International classification is undertaken by a UCI panel which consists of "a medical doctor, a physiotherapist and a sports technician" who will assess the athlete and assign them a class. The evaluation is done in English, and athletes are allowed to be accompanied by an interpreter and/or a representative of their country's National Federation in the sport. Classified athletes will be issued a para-cycling classification card.
Athletes have an impairment which affects their balance. They compete with a three-wheeled cycle called a tricycle - three wheels providing more balance than a standard two-wheeled cycle.
A handcycle is a type of tricycle powered by the arms rather than the legs, as on a bicycle. These handcycles are steered & powered by the front wheels, with two coasting rear wheels. Despite usually having three wheels, they are also known as handbikes.
The cyclists use their torso to help propel & steer the cycle simultaneously. Some designs use two front wheels and a single rear wheel, while others use lean-steer designs. Handcycles are not not wheelchairs, they have cranks and gears, while a wheelchair has push-rims directly on the main wheels. Handcycles come in a variety of styles, making them accessible to people with a wide variety of disabilities. There are also hybrids between a handcycle, a recumbent bike and a tricycle.
Fork steer handcycles represent the majority of handcycles sold. They work well for both low and high-level spinal injuries, and most have adjustable footrests, seat angle, and come with a variety of gearing, wheel and tire configurations depending on intended use: racing, recreation, or touring.

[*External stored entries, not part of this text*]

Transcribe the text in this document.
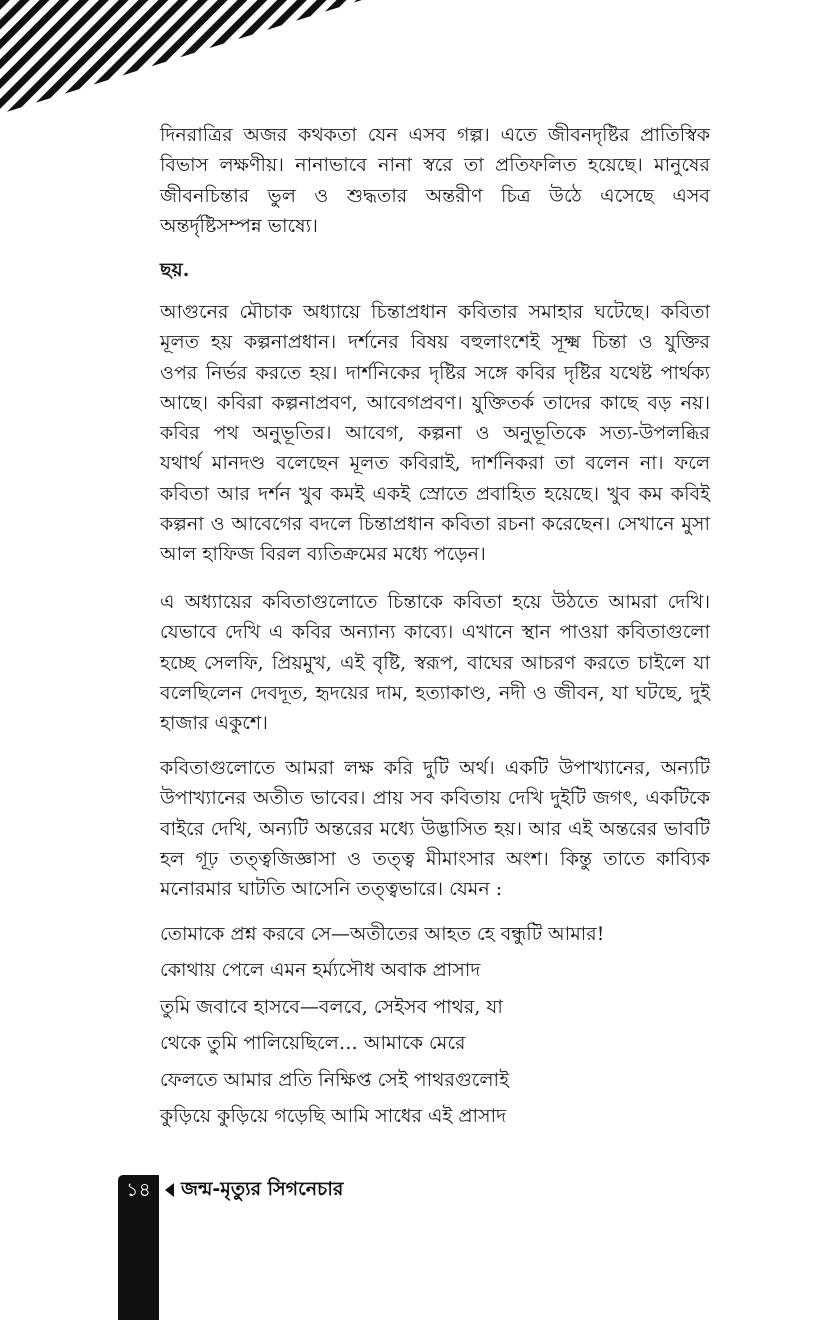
দিনরাত্রির অজর কথকতা যেন এসব গল্প। এতে জীবনদৃষ্টির প্রাতিস্বিক
বিভাস লক্ষণীয়। নানাভাবে নানা স্বরে তা প্রতিফলিত হয়েছে। মানুষের
জীবনচিন্তার ভুল ও শুদ্ধতার অন্তরীণ চিত্র উঠে এসেছে এসব
অন্তর্দৃষ্টিসম্পন্ন ভাষ্যে।
ছয়.
আগুনের মৌচাক অধ্যায়ে চিন্তাপ্রধান কবিতার সমাহার ঘটেছে। কবিতা
মূলত হয় কল্পনাপ্রধান। দর্শনের বিষয় বহুলাংশেই সূক্ষ্ম চিন্তা ও যুক্তির
ওপর নির্ভর করতে হয়। দার্শনিকের দৃষ্টির সঙ্গে কবির দৃষ্টির যথেষ্ট পার্থক্য
আছে। কবিরা কল্পনাপ্রবণ, আবেগপ্রবণ। যুক্তিতর্ক তাদের কাছে বড় নয়।
কবির পথ অনুভূতির। আবেগ, কল্পনা ও অনুভূতিকে সত্য-উপলব্ধির
যথার্থ মানদণ্ড বলেছেন মূলত কবিরাই, দার্শনিকরা তা বলেন না। ফলে
কবিতা আর দর্শন খুব কমই একই স্রোতে প্রবাহিত হয়েছে। খুব কম কবিই
কল্পনা ও আবেগের বদলে চিন্তাপ্রধান কবিতা রচনা করেছেন। সেখানে মুসা
আল হাফিজ বিরল ব্যতিক্রমের মধ্যে পড়েন।
এ অধ্যায়ের কবিতাগুলোতে চিন্তাকে কবিতা হয়ে উঠতে আমরা দেখি।
যেভাবে দেখি এ কবির অন্যান্য কাব্যে। এখানে স্থান পাওয়া কবিতাগুলো
হচ্ছে সেলফি, প্রিয়মুখ, এই বৃষ্টি, স্বরূপ, বাঘের আচরণ করতে চাইলে যা
বলেছিলেন দেবদূত, হৃদয়ের দাম, হত্যাকাণ্ড, নদী ও জীবন, যা ঘটছে, দুই
হাজার একুশে।
কবিতাগুলোতে আমরা লক্ষ করি দুটি অর্থ। একটি উপাখ্যানের, অন্যটি
উপাখ্যানের অতীত ভাবের। প্রায় সব কবিতায় দেখি দুইটি জগৎ, একটিকে
বাইরে দেখি, অন্যটি অন্তরের মধ্যে উদ্ভাসিত হয়। আর এই অন্তরের ভাবটি
হল গূঢ় তত্ত্বজিজ্ঞাসা ও তত্ত্ব মীমাংসার অংশ। কিন্তু তাতে কাব্যিক
মনোরমার ঘাটতি আসেনি তত্ত্বভারে। যেমন :
তোমাকে প্রশ্ন করবে সে—অতীতের আহত হে বন্ধুটি আমার!
কোথায় পেলে এমন হর্ম্যসৌধ অবাক প্রাসাদ
তুমি জবাবে হাসবে—বলবে, সেইসব পাথর, যা
থেকে তুমি পালিয়েছিলে… আমাকে মেরে
ফেলতে আমার প্রতি নিক্ষিপ্ত সেই পাথরগুলোই
কুড়িয়ে কুড়িয়ে গড়েছি আমি সাধের এই প্রাসাদ
১৪	জন্ম-মৃত্যুর সিগনেচার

Riders turn lean steer handcycles by leaning into the turn. There is a longer learning curve with lean steer handcycles and they are significantly less stable at high speed. The lean steer system feels similar to mono skiing: using your whole body to steer the handcycle. Lean steer handcycles can work well for lower-level injuries; although, some athletes with high-level disability use them as well.
Another type of lean steer hand trike has two steering rear wheels and one non-steerable, powered front wheel.
The off road is different from other handcycles in that there are two wheels in front and one behind, and it has a lower gear ratio range. This gives the cycle the ability to tackle steep slopes and permits handcycle mountain biking. The addition of a wider tire with suitable tread makes some mountain biking possible on standard road bikes.
Handcycles have also been used for touring, and to better accommodate this interest, some manufacturers incorporate mudguards and pannier cargo racks. As handcycles have evolved they have become progressively lighter, and they have better gearing for long climbs and long distance touring.
In 1983, classification for cerebral palsy competitors in this sport was done by the Cerebral Palsy-International Sports and Recreation Association. The classification used the classification system designed for track events. In 1983, there were five cerebral palsy classifications.
The debate about inclusion of competitors into able-bodied competitions was seen by some disability sport advocates like Horst Strokhkendl as a hindrance to the development of an independent classification system not based on the rules for able-bodied sport. These efforts ended by 1993 as the International Paralympic Committee tried to carve out its own identity and largely ceased efforts for inclusion of disability sport on the Olympic programme.